La fermeture des commerces, des industries, des chantiers de construction et des bureaux dispensateurs de services et de produits non essentiels implique des pertes d’emplois massives et la perte importante de revenu. Pour un très grand nombre de personnes, la situation vécue aura des impacts non seulement sur leur santé mentale, mais également sur leurs relations avec autrui. Les pertes d’emplois ont une influence directe sur les relations conjugales, familiales et sociales par exemple. La crise peut aussi mener à une augmentation de la criminalité, du risque suicidaire, de la consommation et des dépendances.

Enfin, les impacts sociaux liés à la COVID-19 s’inscrivent dans un contexte où la crise du logement présente avant la pandémie est accentuée et où la discrimination systémique prend de l’ampleur, notamment l’âgisme et le racisme.

[1] UNICEF (20 mars 2020). COVID-19 : Les enfants courent un risque accru de maltraitance, de négligence, d’exploitation et de violence. https://www.unicef.fr/article/covid-19-les-enfants-courent-un-risque-accru-de-maltraitance-de-negligence-dexploitation-et

[2] Observatoire des tout-petits (23 mars 2020). Maltraitance chez les tout-petits : il est possible d’agir sur les facteurs de risque accentués par la crise actuelle. https://tout-petits.org/actualites/2020/consequences-de-la-pandemie-sur-les-facteurs-de-risque-lies-a-la-maltraitance-des-tout-petits/

Mis à jour le 15 avril 2020

 

Certains services sociaux sont compromis, d’autres sont adaptés

Le constat peut se faire jour après jour, les services sociaux sont touchés par les mesures mises en place en réponse à la pandémie.

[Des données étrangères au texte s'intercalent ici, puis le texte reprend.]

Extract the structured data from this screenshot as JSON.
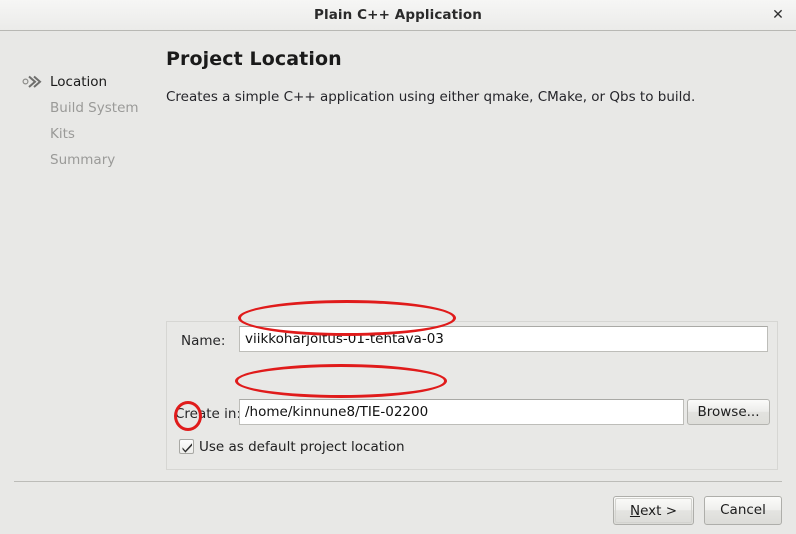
{
  "window": {
    "title": "Plain C++ Application",
    "close_icon": "close-icon",
    "close_glyph": "✕"
  },
  "sidebar": {
    "items": [
      {
        "label": "Location",
        "state": "active",
        "icon": "double-chevron-right-icon"
      },
      {
        "label": "Build System",
        "state": "disabled",
        "icon": ""
      },
      {
        "label": "Kits",
        "state": "disabled",
        "icon": ""
      },
      {
        "label": "Summary",
        "state": "disabled",
        "icon": ""
      }
    ]
  },
  "main": {
    "title": "Project Location",
    "description": "Creates a simple C++ application using either qmake, CMake, or Qbs to build."
  },
  "form": {
    "name": {
      "label": "Name:",
      "value": "viikkoharjoitus-01-tehtava-03",
      "placeholder": ""
    },
    "create_in": {
      "label": "Create in:",
      "value": "/home/kinnune8/TIE-02200",
      "placeholder": ""
    },
    "browse_label": "Browse...",
    "default_location": {
      "label": "Use as default project location",
      "checked": true,
      "check_glyph": "✔"
    }
  },
  "footer": {
    "next_label_prefix": "N",
    "next_label_rest": "ext >",
    "next_label": "Next >",
    "cancel_label": "Cancel"
  },
  "annotations": {
    "color": "#e01b1b",
    "shapes": [
      {
        "name": "name-value-highlight",
        "target": "form.name.value"
      },
      {
        "name": "create-in-value-highlight",
        "target": "form.create_in.value"
      },
      {
        "name": "checkbox-highlight",
        "target": "form.default_location.checked"
      }
    ]
  },
  "colors": {
    "window_background": "#e8e8e6",
    "titlebar_background": "#f2f2f0",
    "input_background": "#ffffff",
    "text": "#1c1c1c",
    "disabled_text": "#9a9a98",
    "annotation_red": "#e01b1b"
  }
}
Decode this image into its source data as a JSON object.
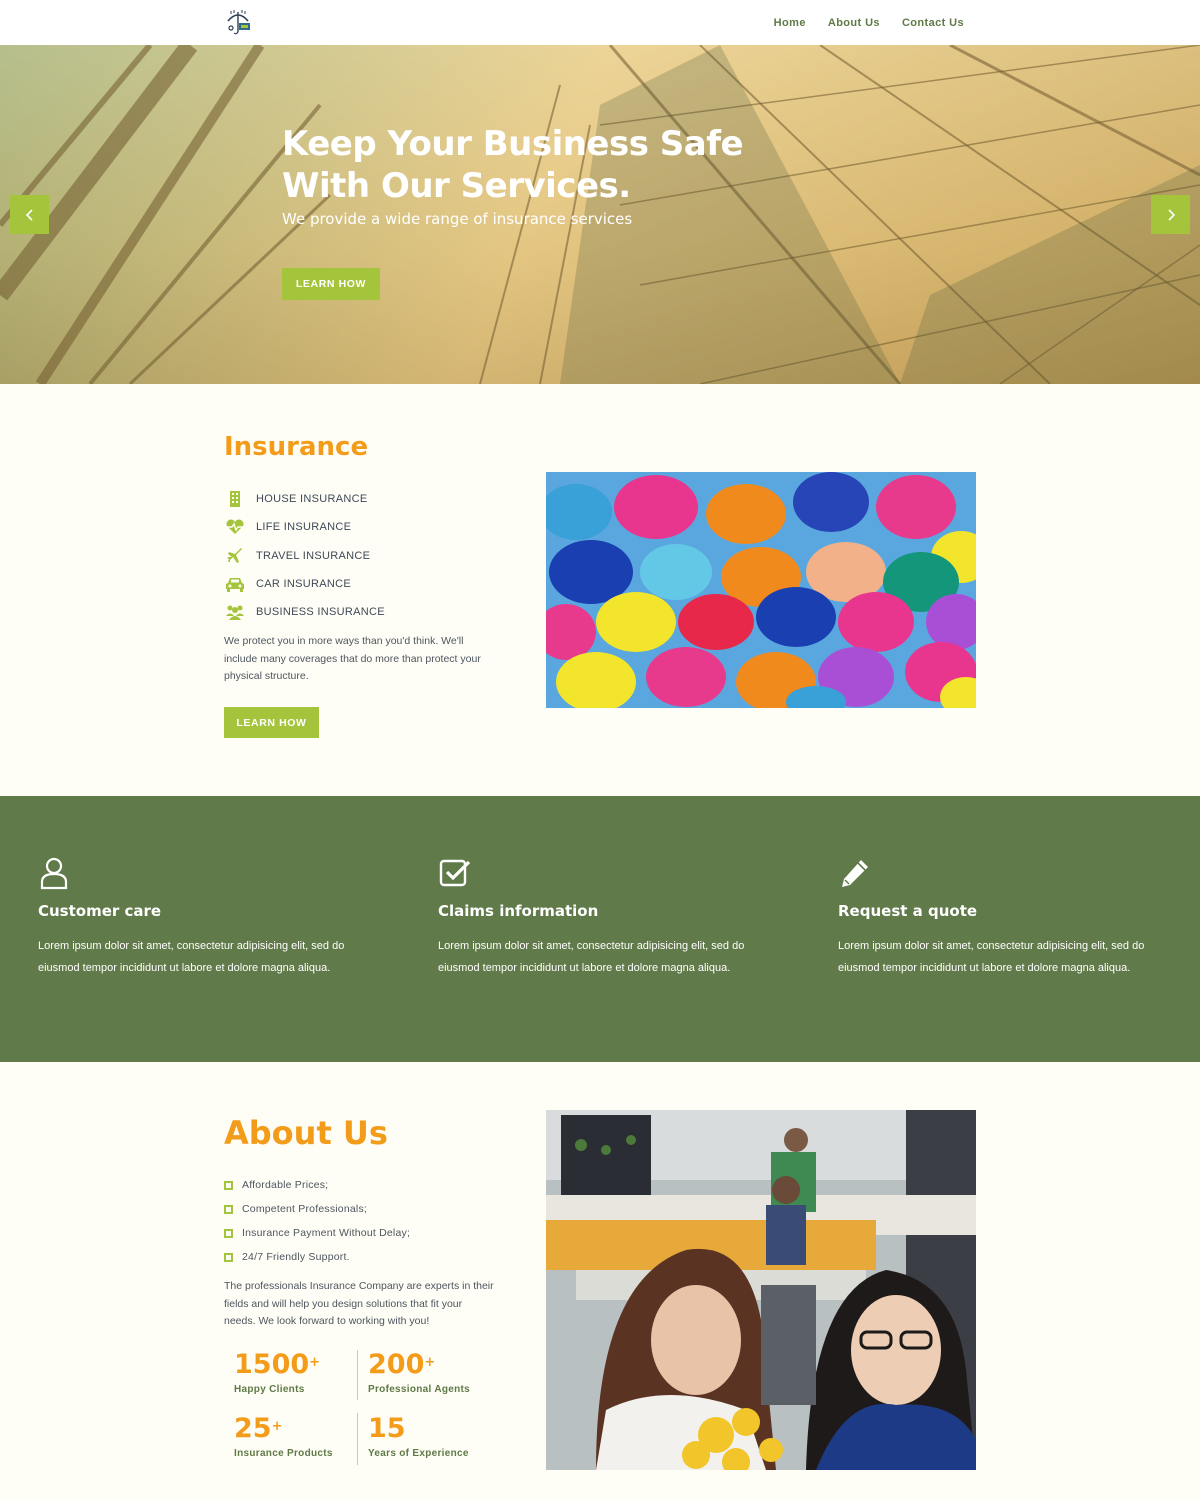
{
  "header": {
    "logo_icon": "umbrella-shield-logo-icon",
    "nav": [
      "Home",
      "About Us",
      "Contact Us"
    ]
  },
  "hero": {
    "title": "Keep Your Business Safe With Our Services.",
    "subtitle": "We provide a wide range of insurance services",
    "button": "LEARN HOW",
    "prev_icon": "chevron-left-icon",
    "next_icon": "chevron-right-icon"
  },
  "insurance": {
    "title": "Insurance",
    "items": [
      {
        "icon": "building-icon",
        "label": "HOUSE INSURANCE"
      },
      {
        "icon": "heartbeat-icon",
        "label": "LIFE INSURANCE"
      },
      {
        "icon": "plane-icon",
        "label": "TRAVEL INSURANCE"
      },
      {
        "icon": "car-icon",
        "label": "CAR INSURANCE"
      },
      {
        "icon": "users-icon",
        "label": "BUSINESS INSURANCE"
      }
    ],
    "text": "We protect you in more ways than you'd think. We'll include many coverages that do more than protect your physical structure.",
    "button": "LEARN HOW"
  },
  "features": [
    {
      "icon": "user-icon",
      "title": "Customer care",
      "text": "Lorem ipsum dolor sit amet, consectetur adipisicing elit, sed do eiusmod tempor incididunt ut labore et dolore magna aliqua."
    },
    {
      "icon": "checkbox-icon",
      "title": "Claims information",
      "text": "Lorem ipsum dolor sit amet, consectetur adipisicing elit, sed do eiusmod tempor incididunt ut labore et dolore magna aliqua."
    },
    {
      "icon": "pencil-icon",
      "title": "Request a quote",
      "text": "Lorem ipsum dolor sit amet, consectetur adipisicing elit, sed do eiusmod tempor incididunt ut labore et dolore magna aliqua."
    }
  ],
  "about": {
    "title": "About Us",
    "items": [
      "Affordable Prices;",
      "Competent Professionals;",
      "Insurance Payment Without Delay;",
      "24/7 Friendly Support."
    ],
    "text": "The professionals Insurance Company are experts in their fields and will help you design solutions that fit your needs. We look forward to working with you!",
    "stats": [
      {
        "value": "1500",
        "suffix": "+",
        "label": "Happy Clients"
      },
      {
        "value": "200",
        "suffix": "+",
        "label": "Professional Agents"
      },
      {
        "value": "25",
        "suffix": "+",
        "label": "Insurance Products"
      },
      {
        "value": "15",
        "suffix": "",
        "label": "Years of Experience"
      }
    ]
  },
  "colors": {
    "accent": "#a4c43b",
    "orange": "#f39c1a",
    "band": "#617a4a",
    "nav": "#5f7a46"
  }
}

Les difficultés d’approvisionnement des banques alimentaires, le manque de bénévoles, la fermeture de certains organismes communautaires, l’appel à l’aide des centres d’hébergement en sont des exemples. Partout dans le monde, les instances gouvernementales sont appelées à mettre en place, au fil des jours, des mesures directement reliées aux services sociaux et visant à de réduire l’impact de la crise de la COVID-19 pour les personnes et les familles les plus vulnérables. Il est intéressant de suivre ce qui se met en place jour à près jour et ce qui est proposé comme mesures par des organisations qui se sont penchées sur la question[1].

Le rehaussement du financement des organismes communautaires et des services sociaux publics est considéré comme une des principales mesures à privilégier, elle est intimement liée à l’importance de considérer les services sociaux et son personnel comme étant essentiel et indispensables en tant de pandémie. Par la suite, l’adaptation de ces services sociaux ou de la façon de les prodiguer doit être faite. À cet égard, le ministère de la Santé et des Services sociaux a développé des outils pour baliser certains services comme les popotes roulantes, le programme-services jeunes en difficulté, les services à domicile des services intégrés en périnatalité et pour la petite enfance (SIPPE) ou pour soutenir les établissements du réseau de la santé et des services sociaux dans le processus d’intervention psychosociale en contexte de pandémie avec la trousse portant sur l’identification des personnes à risque de vulnérabilité psychosociale.

Il est aussi question de transformer l’organisation des services, par exemple en mettant en œuvre des mesures d’hospitalisation dans les résidences pour personnes âgées ou en déployant du personnel du secteur de la santé dans tous les types d’établissements de services sociaux, y compris ceux pour les personnes handicapées physiques ou intellectuelles, les refuges pour sans-abri, etc. il est aussi question de transformer les formes de soutien existantes tels les petits déjeuners dans les écoles. Finalement, certaines recommandations font appel à la force de l’agir collectif comme celles de l’Observatoire des tout-petits qui cible spécifiquement les familles et qui interpelle la population et les employeurs. À ce propos, plusieurs acteurs rappellent l’importance de l’action communautaire en santé et conséquemment, du soutien aux actions intersectorielles dans les communautés en temps de pandémie.

[1] Association of Social Services Directors in Spain (2020). Social services proposals to reduce the impact of the coronavirus. https://www.esn-eu.org/social-services-proposals-reduce-impact-coronavirus

Mis à jour le 15 avril 2020

 

Certaines solutions appliquées, d’autres pistes d’action explorées

D’autres mesures sont à privilégier pour atténuer les conséquences sociales de la COVID_19. La connaissance, par le personnel du réseau de la santé et des services sociaux, des populations fragilisées par la pandémie et des risques accentués de la présence de certaines réalités sociales est primordiale. Les professionnels et le personnel ayant des contacts avec les personnes et les familles doivent être outillés afin d’être en mesure de dépister les situations de détresse qui peuvent mener à la maltraitance, à des problèmes de dépendances, etc., et les soutenir. Ils pourront diriger les personnes aidées vers les ressources appropriées dans la mesure où ils connaissent les services toujours disponibles, les nouvelles mesures de soutien disponibles[1] et les modalités d’accès.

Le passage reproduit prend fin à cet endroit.